Veo un niño recién nacido pero
bastante espabilado arrastrándose por el desierto, yo lo veo caminar
y caminar hasta que ve a lo lejos un círculo que es un octógono de vasos de vino; el círculo yo lo veo
en perspectiva cónica frontal después, como si la cámara de mi
sueño se levantara de repente; dentro de ese círculo pero no
centrado en él se encuentra el busto de piedra de Puskas, el jugador
de fútbol. Pero lo más importante es lo que no se ve. Justo en el
punto principal de fuga de mi sueño hay una hoguera enorme pero está
muy lejos y sólo veo el punto de su fuego.
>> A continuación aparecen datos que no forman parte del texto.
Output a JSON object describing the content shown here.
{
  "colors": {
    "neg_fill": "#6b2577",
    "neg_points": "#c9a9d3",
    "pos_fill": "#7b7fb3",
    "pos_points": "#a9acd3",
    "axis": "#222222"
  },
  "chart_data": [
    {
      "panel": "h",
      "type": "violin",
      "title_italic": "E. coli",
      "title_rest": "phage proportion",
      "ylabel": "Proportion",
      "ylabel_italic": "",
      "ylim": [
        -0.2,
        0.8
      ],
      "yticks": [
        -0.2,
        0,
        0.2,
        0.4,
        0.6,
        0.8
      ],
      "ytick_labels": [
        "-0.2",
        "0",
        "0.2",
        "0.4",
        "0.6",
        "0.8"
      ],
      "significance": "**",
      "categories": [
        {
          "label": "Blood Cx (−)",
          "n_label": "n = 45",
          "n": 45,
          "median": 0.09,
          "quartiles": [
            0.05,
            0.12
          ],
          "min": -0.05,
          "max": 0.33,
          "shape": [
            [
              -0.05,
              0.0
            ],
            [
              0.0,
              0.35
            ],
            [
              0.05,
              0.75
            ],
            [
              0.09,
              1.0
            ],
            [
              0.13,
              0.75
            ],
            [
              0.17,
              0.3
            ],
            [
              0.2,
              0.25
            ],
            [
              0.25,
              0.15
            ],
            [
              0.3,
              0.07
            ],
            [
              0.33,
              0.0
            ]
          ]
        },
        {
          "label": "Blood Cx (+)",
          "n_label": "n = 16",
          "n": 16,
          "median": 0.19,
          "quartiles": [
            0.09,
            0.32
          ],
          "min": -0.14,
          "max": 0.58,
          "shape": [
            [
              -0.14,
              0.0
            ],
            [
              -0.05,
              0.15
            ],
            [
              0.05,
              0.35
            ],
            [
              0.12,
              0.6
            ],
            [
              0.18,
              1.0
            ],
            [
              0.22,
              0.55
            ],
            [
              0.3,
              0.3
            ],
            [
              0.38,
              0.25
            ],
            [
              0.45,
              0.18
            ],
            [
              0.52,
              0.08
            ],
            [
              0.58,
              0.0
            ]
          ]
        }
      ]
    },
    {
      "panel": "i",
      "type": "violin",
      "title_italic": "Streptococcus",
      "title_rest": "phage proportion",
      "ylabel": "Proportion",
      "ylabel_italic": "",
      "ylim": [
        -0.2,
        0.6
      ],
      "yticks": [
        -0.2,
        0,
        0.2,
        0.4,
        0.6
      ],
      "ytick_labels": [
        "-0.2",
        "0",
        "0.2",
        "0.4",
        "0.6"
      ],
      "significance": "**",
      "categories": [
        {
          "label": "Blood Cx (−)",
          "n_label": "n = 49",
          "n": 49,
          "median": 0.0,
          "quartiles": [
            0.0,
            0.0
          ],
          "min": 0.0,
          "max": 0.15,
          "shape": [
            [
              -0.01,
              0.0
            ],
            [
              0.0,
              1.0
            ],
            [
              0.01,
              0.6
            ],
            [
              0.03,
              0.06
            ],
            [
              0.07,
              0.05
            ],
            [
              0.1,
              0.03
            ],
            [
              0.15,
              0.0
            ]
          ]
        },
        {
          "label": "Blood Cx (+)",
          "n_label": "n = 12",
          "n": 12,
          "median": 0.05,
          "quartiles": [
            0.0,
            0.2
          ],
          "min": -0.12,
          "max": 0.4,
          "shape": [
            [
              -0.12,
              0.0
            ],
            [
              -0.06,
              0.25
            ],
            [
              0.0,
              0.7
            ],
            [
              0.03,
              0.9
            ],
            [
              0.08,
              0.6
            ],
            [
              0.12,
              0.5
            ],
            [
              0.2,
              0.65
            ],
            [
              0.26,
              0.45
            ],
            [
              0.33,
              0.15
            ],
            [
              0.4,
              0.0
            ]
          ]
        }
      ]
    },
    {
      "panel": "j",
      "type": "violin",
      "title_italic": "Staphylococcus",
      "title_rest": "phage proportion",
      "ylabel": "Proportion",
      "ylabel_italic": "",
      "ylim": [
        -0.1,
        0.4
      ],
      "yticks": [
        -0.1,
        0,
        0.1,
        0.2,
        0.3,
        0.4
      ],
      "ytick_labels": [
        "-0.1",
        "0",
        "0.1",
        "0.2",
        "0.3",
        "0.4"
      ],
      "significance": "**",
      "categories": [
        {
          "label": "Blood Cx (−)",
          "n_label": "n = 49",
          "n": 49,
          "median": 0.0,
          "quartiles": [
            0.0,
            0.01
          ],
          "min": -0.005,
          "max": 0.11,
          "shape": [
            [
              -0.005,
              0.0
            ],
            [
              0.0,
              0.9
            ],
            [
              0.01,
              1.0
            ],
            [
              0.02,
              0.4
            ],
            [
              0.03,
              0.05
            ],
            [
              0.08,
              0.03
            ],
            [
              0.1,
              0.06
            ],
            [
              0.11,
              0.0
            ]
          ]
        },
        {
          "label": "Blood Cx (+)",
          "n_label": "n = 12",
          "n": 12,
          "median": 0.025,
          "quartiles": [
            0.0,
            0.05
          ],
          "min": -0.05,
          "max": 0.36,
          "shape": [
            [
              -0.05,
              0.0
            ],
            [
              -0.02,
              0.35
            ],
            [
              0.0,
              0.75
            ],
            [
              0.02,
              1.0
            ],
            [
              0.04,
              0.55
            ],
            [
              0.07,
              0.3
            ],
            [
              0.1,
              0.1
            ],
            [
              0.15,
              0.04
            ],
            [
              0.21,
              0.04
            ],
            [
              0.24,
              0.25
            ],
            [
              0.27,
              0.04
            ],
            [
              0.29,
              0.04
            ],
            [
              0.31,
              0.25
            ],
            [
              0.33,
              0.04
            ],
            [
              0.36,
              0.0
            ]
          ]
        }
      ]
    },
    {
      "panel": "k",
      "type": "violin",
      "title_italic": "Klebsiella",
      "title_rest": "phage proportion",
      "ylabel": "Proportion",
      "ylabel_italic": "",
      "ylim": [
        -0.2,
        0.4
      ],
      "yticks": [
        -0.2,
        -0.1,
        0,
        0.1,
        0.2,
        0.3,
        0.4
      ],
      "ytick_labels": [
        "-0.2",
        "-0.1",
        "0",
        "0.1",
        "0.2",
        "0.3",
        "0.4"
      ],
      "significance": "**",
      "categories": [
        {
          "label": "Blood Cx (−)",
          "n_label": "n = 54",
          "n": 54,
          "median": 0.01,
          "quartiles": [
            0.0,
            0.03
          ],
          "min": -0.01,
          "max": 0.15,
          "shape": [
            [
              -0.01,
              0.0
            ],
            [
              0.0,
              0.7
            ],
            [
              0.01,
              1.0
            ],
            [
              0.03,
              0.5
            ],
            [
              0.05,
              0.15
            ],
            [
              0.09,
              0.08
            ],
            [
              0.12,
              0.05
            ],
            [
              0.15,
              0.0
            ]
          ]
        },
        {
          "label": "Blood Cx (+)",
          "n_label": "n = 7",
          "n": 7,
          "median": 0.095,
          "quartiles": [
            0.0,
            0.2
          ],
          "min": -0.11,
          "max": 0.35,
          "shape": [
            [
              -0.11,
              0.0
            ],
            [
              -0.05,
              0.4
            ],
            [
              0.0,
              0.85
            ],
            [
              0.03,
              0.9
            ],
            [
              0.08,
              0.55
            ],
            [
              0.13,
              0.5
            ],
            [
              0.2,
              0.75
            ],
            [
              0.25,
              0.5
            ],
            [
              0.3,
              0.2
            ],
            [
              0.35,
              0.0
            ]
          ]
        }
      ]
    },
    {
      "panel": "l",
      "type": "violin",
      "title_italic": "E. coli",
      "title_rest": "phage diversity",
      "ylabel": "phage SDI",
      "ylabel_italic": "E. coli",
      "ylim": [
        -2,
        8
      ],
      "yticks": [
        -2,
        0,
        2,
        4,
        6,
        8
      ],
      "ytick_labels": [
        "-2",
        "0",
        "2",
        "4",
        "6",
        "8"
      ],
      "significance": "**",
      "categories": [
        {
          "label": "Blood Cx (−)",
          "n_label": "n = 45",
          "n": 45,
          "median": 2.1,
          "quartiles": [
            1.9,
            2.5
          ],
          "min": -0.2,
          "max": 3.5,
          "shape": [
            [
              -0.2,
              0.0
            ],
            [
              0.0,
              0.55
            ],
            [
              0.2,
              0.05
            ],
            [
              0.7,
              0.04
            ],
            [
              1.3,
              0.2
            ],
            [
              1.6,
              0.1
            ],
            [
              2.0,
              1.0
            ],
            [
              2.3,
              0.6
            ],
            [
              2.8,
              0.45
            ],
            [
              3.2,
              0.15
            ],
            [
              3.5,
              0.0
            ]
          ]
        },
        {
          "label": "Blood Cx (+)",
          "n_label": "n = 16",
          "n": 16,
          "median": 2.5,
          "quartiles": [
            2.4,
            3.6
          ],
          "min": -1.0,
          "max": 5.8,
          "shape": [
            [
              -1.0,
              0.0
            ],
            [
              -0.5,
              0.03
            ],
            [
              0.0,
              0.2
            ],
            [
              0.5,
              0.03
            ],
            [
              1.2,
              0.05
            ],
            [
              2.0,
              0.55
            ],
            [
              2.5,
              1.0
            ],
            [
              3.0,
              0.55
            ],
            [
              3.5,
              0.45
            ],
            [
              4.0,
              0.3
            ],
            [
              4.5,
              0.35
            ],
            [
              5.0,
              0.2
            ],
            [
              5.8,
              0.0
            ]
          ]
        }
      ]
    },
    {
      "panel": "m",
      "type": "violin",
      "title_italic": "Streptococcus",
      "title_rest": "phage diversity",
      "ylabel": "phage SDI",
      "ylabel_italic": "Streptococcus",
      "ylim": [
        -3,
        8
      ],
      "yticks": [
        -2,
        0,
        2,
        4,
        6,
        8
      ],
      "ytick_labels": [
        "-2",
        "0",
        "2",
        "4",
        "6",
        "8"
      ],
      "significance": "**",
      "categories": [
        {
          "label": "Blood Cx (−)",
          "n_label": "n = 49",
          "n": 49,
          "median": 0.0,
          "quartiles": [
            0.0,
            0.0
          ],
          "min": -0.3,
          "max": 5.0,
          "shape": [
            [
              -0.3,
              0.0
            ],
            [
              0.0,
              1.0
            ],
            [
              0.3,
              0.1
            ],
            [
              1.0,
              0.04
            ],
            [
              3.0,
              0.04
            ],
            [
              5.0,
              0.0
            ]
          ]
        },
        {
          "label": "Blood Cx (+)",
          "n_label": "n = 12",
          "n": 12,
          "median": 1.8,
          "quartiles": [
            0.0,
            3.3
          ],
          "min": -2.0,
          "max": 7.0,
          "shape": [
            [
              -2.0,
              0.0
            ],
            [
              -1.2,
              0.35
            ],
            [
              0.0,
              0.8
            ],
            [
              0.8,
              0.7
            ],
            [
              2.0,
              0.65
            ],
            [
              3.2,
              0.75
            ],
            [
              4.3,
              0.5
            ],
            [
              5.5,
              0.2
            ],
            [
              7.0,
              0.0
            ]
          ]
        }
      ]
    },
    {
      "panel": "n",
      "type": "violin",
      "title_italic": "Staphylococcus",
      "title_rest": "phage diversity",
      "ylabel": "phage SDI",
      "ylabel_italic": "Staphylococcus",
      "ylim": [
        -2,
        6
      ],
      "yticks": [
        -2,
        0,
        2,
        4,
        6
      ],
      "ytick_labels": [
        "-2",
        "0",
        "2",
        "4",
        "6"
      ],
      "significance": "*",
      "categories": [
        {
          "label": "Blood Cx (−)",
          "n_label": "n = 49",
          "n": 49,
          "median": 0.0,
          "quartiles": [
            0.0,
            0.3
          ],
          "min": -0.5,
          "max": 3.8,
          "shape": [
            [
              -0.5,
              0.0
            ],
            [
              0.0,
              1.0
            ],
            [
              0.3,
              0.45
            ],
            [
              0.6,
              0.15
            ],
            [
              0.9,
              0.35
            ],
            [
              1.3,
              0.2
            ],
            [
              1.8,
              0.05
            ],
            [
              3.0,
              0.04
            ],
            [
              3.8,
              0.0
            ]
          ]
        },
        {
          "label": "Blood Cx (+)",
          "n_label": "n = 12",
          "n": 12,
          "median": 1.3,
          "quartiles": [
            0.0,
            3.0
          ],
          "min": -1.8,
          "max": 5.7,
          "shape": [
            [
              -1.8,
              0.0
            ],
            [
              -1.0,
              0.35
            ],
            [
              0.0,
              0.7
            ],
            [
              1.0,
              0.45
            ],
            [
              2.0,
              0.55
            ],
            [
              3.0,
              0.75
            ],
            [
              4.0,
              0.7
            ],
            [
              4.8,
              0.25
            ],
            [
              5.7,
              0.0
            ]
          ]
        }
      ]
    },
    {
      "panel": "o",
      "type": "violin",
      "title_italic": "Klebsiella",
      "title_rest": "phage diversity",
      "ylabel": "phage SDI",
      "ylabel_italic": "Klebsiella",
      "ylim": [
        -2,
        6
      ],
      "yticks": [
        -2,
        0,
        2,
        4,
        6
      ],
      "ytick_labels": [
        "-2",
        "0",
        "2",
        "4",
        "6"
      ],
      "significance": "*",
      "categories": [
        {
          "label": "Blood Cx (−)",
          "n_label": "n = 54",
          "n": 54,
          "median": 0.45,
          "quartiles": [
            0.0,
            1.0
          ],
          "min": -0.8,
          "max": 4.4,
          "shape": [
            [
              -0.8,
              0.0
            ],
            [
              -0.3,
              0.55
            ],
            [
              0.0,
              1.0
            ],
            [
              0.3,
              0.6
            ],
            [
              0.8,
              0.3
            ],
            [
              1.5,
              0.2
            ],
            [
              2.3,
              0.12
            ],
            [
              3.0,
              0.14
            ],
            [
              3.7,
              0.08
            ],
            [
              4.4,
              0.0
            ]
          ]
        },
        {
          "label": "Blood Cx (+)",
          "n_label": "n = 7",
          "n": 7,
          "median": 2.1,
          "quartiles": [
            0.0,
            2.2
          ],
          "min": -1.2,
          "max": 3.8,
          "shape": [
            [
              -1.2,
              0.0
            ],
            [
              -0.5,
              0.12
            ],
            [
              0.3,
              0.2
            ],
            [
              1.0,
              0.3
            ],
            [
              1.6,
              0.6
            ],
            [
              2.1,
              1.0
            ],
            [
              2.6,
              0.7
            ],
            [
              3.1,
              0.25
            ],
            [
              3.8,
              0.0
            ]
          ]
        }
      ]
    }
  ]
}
Detrás de esa hoguera el
padre del poeta está tirando toda la leña del mundo a las llamas
mientras por un oído el espectro putrefacto de España y, por el
otro, el espectro putrefacto de Euskadi le susurran básicamente
ideas combustibles.
Ayer desperté tan contento de la clara
visión que saqué los lápices, los pinceles, las pinturas y en
estos dos días de frío musculoso yo me planto delante de los
pigmentos y lo único que hago es procurar meterme lo más posible en
mi sueño; pero que nadie se espante por la imagen, todavía queda
mucho que hacer.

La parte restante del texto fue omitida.